Google-Chef Sundar Pichai hat in einem aktuellen Interview eingeräumt, dass AI Overviews in der Google-Suche weiter verbessert werden müssen. Auslöser war ein konkretes Beispiel für die Suche nach best Chromebook. Die KI-Zusammenfassung empfahl dabei ein bestimmtes Chromebook sehr direkt, während die darunter angezeigten organischen Treffer andere Empfehlungen lieferten. Für Nutzer von KI-Diensten zeigt der Fall, wie stark sich Google Search durch generative Antworten verändert.
Pichai sah sich das Beispiel im Decoder-Podcast von The Verge an. Die AI Overview stand am Anfang der Suchseite, danach folgten Anzeigen und erst weiter unten klassische Treffer. Auf die Frage, ob diese konkrete Sucherfahrung gut sei, sagte Pichai sinngemäß, die Antwort sei für diese Anfrage wohl meinungsstärker gewesen, als sie sein sollte. Gleichzeitig verwies er auf möglichen Einfluss durch Personalisierung und bezeichnete das Ergebnis als Bereich mit Verbesserungsbedarf.
Google AI Overviews geben bei Kaufberatung bereits klare Antworten
Das Beispiel ist deshalb wichtig, weil eine Suche nach dem besten Chromebook keine reine Faktenabfrage ist.
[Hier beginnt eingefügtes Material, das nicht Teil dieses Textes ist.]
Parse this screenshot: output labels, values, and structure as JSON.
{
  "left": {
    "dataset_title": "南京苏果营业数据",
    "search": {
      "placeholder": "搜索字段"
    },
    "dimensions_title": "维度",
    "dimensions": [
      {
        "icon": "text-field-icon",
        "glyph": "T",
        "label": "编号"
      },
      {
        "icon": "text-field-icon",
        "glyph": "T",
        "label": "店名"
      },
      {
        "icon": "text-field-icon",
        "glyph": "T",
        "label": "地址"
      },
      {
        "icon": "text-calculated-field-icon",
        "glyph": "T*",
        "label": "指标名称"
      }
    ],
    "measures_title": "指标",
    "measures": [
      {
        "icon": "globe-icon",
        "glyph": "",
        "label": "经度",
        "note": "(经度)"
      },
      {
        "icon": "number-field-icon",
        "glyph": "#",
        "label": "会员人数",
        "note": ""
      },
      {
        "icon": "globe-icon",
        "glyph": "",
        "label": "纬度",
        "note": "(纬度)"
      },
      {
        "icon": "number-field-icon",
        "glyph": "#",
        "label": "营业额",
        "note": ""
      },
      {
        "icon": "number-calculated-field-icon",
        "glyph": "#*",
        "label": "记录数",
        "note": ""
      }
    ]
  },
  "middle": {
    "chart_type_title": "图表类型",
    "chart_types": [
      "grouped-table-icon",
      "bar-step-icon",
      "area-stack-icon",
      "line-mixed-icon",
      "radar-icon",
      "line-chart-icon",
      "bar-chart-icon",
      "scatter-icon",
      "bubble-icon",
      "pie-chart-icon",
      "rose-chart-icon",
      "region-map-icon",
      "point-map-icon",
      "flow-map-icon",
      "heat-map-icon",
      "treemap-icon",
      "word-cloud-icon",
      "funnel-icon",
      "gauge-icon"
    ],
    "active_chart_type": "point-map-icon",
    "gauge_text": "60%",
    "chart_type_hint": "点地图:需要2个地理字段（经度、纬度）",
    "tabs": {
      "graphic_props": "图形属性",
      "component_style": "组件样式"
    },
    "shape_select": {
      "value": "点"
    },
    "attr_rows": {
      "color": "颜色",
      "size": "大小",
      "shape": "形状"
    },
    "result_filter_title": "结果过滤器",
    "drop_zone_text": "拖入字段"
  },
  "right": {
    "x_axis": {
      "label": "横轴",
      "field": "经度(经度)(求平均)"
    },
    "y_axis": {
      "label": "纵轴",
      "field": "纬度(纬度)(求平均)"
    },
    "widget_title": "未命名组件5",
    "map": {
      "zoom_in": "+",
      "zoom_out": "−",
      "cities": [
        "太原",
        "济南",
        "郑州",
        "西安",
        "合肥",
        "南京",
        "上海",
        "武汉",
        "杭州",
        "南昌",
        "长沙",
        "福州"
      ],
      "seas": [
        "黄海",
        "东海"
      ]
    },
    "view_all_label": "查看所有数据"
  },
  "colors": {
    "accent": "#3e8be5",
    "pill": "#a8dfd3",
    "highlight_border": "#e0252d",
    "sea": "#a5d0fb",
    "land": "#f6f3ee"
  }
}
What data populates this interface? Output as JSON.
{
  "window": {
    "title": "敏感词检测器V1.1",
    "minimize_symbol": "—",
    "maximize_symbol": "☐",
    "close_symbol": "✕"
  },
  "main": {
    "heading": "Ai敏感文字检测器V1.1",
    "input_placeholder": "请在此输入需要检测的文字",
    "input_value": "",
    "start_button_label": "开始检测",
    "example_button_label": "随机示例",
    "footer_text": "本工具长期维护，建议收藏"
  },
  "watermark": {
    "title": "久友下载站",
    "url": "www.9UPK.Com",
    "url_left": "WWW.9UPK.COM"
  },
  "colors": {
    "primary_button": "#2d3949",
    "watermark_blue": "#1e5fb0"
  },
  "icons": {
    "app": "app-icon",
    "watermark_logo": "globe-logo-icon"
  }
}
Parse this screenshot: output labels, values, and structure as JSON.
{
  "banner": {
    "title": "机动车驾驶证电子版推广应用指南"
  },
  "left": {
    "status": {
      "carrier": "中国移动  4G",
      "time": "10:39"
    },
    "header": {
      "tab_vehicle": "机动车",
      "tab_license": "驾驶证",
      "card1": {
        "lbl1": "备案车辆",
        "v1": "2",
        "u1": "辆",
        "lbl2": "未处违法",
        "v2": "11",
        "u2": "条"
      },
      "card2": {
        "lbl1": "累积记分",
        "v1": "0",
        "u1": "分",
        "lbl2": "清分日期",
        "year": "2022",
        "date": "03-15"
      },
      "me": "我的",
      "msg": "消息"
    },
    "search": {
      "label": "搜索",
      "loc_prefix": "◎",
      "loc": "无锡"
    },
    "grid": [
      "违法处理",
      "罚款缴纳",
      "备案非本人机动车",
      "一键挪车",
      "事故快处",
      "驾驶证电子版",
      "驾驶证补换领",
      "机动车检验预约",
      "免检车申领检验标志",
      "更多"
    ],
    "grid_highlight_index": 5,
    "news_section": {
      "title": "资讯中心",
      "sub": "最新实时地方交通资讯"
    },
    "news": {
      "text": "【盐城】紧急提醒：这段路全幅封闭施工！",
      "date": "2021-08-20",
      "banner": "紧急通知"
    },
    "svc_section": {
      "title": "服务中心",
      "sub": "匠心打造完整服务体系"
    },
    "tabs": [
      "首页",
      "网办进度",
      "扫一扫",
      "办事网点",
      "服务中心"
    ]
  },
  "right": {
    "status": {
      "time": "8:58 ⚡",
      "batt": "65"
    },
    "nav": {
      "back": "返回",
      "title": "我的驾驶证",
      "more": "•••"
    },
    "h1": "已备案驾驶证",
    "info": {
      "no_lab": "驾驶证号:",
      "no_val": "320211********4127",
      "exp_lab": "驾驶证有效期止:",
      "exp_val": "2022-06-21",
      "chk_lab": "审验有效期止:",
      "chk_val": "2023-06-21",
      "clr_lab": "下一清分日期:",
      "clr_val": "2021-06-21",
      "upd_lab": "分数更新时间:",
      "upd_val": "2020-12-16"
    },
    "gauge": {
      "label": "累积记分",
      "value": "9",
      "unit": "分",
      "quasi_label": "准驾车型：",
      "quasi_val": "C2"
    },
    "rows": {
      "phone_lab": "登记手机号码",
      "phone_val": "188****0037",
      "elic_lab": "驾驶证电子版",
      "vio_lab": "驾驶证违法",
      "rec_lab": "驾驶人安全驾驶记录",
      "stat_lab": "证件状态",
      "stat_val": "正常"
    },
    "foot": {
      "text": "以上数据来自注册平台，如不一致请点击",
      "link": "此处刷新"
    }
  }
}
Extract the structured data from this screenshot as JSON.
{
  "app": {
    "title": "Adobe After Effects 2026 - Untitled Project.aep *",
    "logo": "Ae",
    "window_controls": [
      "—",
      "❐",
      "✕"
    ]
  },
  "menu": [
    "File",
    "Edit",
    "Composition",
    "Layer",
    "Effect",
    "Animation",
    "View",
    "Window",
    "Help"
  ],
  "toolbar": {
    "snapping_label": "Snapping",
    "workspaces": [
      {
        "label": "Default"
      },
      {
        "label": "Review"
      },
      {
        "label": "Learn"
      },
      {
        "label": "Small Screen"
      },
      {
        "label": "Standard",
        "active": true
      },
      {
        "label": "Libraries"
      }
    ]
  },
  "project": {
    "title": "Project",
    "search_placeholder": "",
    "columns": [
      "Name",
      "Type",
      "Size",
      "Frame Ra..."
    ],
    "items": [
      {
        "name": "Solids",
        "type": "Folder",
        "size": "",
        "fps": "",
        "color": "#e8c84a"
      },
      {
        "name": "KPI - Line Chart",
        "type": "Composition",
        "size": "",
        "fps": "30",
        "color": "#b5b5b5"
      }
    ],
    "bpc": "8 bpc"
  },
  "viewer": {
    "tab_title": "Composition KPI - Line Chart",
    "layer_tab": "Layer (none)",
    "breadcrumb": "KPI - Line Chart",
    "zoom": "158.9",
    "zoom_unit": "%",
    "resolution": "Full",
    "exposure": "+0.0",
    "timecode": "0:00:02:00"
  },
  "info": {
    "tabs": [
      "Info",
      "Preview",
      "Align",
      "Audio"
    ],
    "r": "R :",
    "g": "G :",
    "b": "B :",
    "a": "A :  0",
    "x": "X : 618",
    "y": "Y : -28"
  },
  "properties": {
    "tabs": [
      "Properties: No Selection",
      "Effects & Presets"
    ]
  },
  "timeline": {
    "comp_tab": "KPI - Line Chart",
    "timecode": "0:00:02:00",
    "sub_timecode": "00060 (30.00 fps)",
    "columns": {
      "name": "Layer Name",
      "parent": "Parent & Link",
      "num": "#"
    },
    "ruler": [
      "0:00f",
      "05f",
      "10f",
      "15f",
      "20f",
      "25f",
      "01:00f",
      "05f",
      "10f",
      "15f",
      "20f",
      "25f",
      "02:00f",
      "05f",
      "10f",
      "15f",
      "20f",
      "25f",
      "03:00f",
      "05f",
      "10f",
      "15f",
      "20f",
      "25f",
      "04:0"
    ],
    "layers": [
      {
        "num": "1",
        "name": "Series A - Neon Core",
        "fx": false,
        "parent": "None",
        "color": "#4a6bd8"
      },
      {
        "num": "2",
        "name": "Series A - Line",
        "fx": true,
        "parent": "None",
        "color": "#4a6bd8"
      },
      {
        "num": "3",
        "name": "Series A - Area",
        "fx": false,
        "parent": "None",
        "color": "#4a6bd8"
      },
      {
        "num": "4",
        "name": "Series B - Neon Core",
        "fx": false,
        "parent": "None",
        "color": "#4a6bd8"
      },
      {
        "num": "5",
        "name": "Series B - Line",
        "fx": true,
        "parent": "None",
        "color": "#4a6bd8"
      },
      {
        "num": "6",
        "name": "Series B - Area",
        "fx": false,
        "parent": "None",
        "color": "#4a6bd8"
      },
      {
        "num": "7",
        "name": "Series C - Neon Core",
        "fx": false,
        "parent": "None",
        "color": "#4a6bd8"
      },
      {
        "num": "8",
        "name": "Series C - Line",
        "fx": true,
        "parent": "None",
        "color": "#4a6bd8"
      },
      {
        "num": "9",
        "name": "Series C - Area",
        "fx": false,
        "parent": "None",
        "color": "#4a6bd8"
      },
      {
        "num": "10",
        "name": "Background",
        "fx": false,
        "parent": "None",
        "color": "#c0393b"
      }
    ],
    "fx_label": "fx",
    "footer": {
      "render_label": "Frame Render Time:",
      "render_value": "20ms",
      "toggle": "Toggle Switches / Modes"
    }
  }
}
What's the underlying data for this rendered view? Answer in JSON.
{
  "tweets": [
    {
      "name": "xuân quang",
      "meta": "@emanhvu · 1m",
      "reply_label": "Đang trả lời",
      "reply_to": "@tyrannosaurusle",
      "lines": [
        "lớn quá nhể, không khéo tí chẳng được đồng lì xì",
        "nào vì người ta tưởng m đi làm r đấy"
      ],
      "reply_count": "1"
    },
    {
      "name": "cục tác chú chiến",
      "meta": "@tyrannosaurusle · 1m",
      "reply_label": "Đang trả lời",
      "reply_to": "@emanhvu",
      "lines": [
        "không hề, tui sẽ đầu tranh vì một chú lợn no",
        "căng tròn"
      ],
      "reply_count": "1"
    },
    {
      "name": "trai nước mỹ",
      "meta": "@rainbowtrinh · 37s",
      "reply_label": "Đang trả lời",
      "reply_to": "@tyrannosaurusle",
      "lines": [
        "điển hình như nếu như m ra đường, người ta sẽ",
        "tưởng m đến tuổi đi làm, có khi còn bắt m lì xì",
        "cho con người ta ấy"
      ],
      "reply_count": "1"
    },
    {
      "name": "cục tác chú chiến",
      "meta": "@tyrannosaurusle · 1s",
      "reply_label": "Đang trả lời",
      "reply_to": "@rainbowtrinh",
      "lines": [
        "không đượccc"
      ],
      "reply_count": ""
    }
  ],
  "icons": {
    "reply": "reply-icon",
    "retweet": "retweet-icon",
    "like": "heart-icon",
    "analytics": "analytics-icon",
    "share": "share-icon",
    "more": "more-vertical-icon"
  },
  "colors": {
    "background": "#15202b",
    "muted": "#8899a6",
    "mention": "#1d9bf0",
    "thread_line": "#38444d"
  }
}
Nutzer erwarten eine Einordnung, Testquellen, Preis-Leistungs-Abwägungen und unterschiedliche Perspektiven. Wenn Google AI Overviews oben auf der Seite ein konkretes Produkt nennen, wirkt diese Antwort schnell wie eine Empfehlung von Google selbst.
Pichai beschrieb AI Overviews als eine neue Form, organische Inhalte zu organisieren und Kontext zu geben. Quellen und Links seien weiter vorhanden. Gleichzeitig räumte er ein, dass eine Meinung in der Darstellung enthalten sein kann. Genau dieser Punkt ist für Produktsuchen heikel. Eine KI-Antwort kann mehrere Quellen zusammenziehen, aber am Ende trotzdem wie eine eindeutige Kaufempfehlung erscheinen.
Für Nutzer bedeutet das: AI Overviews sollten bei Kaufentscheidungen nicht als alleinige Entscheidungsgrundlage dienen. Gerade bei Geräten wie Chromebooks können Ausstattung, Display, Laufzeit, Update-Zeitraum, Tastatur, Preis und regionale Verfügbarkeit stark variieren. Eine KI-Zusammenfassung kann den Einstieg erleichtern. Sie ersetzt aber keine aktuellen Tests, Preisvergleiche und Nutzerberichte.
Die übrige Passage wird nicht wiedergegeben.